Ever-Present

I don't want to leave the familiarity of my music, but it's the familiarity that's driving me absolutely insane.

As long as I've been alive, music has been a huge part of my life. Anytime I can recall being sad or upset, I can also recall the song I had playing to comfort myself. Songs are always there, they never change. Sure, new songs come out, but the songs that were there before always stay there.

It's almost like an ever-present comfort mechanism, when you think about it. That sounds like an amazing thought, that no matter what, music can always comfort you. The thought that no matter how mean, or unreliable a person can be towards you, music will always be dependable, music will always be able to heal you.

That is, until you realize that you're always playing music.

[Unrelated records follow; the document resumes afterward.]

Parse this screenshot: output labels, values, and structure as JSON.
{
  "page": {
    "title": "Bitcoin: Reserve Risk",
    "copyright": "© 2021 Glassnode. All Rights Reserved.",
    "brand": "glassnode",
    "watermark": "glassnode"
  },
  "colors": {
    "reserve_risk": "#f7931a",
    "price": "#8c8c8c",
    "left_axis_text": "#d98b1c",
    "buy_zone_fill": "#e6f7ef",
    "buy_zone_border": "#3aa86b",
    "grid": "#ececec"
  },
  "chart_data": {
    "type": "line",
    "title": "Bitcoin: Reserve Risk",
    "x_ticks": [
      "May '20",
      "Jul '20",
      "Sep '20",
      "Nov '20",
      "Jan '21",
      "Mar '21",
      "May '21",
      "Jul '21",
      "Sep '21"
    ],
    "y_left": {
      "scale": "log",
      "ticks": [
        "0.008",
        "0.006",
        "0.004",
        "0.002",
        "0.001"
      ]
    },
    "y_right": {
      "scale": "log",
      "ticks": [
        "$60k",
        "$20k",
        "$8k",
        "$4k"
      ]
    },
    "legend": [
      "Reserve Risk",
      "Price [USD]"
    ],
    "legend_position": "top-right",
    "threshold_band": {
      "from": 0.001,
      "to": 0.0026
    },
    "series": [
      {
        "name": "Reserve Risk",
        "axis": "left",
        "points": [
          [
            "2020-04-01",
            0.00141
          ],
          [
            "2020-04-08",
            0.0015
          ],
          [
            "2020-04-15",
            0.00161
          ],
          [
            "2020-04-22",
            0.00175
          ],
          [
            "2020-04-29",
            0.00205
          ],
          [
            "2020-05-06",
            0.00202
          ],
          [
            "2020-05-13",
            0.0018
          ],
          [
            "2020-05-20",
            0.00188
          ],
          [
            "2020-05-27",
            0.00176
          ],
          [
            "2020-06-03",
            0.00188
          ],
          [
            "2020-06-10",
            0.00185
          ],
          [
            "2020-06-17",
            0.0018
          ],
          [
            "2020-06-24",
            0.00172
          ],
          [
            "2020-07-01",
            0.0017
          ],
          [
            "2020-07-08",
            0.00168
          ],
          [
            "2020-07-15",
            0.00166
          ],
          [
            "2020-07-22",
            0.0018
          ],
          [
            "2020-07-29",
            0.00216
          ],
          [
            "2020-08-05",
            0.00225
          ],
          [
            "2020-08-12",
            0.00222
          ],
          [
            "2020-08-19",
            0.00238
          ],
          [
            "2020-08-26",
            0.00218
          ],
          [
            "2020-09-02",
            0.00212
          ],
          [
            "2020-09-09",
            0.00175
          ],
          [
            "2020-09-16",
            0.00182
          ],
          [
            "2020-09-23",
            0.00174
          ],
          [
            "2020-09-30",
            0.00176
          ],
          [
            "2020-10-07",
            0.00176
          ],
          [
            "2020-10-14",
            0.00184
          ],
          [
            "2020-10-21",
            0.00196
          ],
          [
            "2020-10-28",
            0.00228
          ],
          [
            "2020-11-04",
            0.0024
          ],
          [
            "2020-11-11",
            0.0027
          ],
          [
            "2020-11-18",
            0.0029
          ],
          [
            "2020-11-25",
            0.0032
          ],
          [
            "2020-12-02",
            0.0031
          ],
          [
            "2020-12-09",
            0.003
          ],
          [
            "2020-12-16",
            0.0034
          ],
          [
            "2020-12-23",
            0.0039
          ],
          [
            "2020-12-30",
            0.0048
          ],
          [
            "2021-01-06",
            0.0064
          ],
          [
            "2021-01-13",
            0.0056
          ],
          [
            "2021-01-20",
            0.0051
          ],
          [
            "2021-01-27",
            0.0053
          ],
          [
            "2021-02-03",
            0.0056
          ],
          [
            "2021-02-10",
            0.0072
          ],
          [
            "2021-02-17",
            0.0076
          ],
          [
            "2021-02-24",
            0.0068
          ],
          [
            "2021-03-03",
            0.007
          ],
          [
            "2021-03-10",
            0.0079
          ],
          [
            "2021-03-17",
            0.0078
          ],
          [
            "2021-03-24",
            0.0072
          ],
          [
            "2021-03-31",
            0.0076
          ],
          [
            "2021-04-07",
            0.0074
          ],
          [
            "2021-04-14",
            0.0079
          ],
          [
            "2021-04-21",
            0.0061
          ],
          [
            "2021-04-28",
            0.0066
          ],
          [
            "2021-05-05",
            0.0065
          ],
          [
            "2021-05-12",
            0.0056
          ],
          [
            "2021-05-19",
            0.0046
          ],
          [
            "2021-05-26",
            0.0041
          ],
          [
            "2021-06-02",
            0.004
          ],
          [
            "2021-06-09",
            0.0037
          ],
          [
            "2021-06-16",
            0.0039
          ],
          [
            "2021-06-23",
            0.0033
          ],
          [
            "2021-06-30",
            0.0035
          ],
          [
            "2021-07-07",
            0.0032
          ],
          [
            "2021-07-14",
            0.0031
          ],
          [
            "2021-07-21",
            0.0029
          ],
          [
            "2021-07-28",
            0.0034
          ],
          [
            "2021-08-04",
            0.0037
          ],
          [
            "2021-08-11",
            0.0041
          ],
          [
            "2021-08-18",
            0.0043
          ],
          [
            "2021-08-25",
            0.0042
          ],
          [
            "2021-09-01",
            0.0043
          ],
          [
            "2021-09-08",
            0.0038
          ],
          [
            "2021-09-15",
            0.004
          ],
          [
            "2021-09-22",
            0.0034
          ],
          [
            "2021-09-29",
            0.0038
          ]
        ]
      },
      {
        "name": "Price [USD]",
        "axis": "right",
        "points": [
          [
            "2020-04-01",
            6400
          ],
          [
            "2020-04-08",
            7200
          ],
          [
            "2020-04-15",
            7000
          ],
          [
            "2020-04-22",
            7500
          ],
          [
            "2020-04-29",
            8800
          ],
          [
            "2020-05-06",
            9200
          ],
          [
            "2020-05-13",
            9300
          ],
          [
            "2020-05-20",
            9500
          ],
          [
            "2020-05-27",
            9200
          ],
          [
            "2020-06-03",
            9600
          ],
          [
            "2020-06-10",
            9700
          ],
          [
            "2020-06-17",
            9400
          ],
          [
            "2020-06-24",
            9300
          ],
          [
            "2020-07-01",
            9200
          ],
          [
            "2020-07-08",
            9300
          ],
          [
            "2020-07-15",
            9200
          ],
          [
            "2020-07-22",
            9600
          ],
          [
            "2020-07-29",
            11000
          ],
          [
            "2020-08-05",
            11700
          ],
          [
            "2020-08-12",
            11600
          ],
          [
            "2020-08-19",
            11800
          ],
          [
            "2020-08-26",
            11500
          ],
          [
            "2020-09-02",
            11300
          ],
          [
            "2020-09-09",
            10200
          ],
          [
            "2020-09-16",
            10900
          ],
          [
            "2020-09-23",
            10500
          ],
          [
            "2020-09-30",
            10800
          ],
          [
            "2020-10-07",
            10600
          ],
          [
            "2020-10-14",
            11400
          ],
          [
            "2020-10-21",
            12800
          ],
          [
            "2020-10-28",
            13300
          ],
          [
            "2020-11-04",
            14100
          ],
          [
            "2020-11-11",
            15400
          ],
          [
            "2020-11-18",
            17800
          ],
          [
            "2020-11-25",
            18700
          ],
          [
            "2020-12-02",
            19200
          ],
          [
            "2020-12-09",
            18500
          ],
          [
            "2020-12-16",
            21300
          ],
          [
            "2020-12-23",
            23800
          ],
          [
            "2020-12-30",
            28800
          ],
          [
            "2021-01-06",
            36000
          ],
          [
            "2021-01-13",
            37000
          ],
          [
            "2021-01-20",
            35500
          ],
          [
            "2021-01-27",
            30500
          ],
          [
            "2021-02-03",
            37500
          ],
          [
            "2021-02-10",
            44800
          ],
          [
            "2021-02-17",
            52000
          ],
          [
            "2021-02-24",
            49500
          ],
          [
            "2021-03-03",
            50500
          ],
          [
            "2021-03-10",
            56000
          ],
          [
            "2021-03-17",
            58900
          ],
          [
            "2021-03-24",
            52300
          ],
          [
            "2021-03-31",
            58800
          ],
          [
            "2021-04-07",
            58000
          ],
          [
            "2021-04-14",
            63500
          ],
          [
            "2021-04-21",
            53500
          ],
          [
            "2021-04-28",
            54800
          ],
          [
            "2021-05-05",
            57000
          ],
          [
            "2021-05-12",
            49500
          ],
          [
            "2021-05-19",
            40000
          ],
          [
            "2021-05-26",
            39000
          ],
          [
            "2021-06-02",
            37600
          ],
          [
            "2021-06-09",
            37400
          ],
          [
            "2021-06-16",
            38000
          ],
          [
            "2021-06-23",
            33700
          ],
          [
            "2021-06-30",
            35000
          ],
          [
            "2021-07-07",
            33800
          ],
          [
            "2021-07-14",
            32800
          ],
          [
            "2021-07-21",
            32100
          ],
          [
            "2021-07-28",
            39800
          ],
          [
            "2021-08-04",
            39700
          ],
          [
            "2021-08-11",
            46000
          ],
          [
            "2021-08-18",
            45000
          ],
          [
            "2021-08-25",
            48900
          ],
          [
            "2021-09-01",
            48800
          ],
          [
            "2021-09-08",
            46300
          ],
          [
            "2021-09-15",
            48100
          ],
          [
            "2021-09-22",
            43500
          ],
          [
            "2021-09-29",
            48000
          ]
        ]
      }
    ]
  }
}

The mere thought doesn't actually sound bad. What's wrong with always playing music? There's nothing wrong with enjoying some tunes, right? Ultimately, the problem isn't within the ever-present music, but the ever-present need for comfort within music. The problem lies within the fact that if the music wasn't playing at any given moment, you might have to begin talking yourself off a ledge. The realization that music is always there to comfort you may be a great thing if it's not a crutch.

But, I, am not one of the lucky few that belong to music in moments, rather than in days or months, or even years.

I am one of the unlucky many that cannot coexist with silence.

I am also one of the even unluckier few have realized the fault in ever-present music. The fault, of course, tells me there's something wrong, and the fault makes me wonder whether or not music truly is dependable, but most of all, the fault tells me just how damaged I am. When I realize the fault, that the universal, ever-present healer no longer heals me because I know all the songs, I know all the words, my world begins to fail.

It's almost like when you're a kid, and for the first 7 years of your life, you wrote letters to Santa, and waited on the stairs Christmas Eve, but fell asleep before you could catch Santa coming down the chimney. And then, one year while you're waiting on the steps, you see mommy and daddy playing the part of Santa and your whole mindset tips, because the happiest parts of your childhood were based on lies.

Realizing the fault of music makes my mindset tip because I no longer know whether or not I love the music, or the peace it tries to give me. I no longer know, if I'm even okay. Because, before, I could always pay attention to the music, but now, it's almost like being lonely in a crowded room.

It's like hearing the silence in a noisy house.

Yes, you acknowledge that there's music playing, but the music is familiar, and you know it's not going anywhere, so you no longer need to pay attention. So, simply, you don't.

And at that point, you've found the silence in a noisy house, and you have to begin talking yourself off the damn, now ever-present, ledge.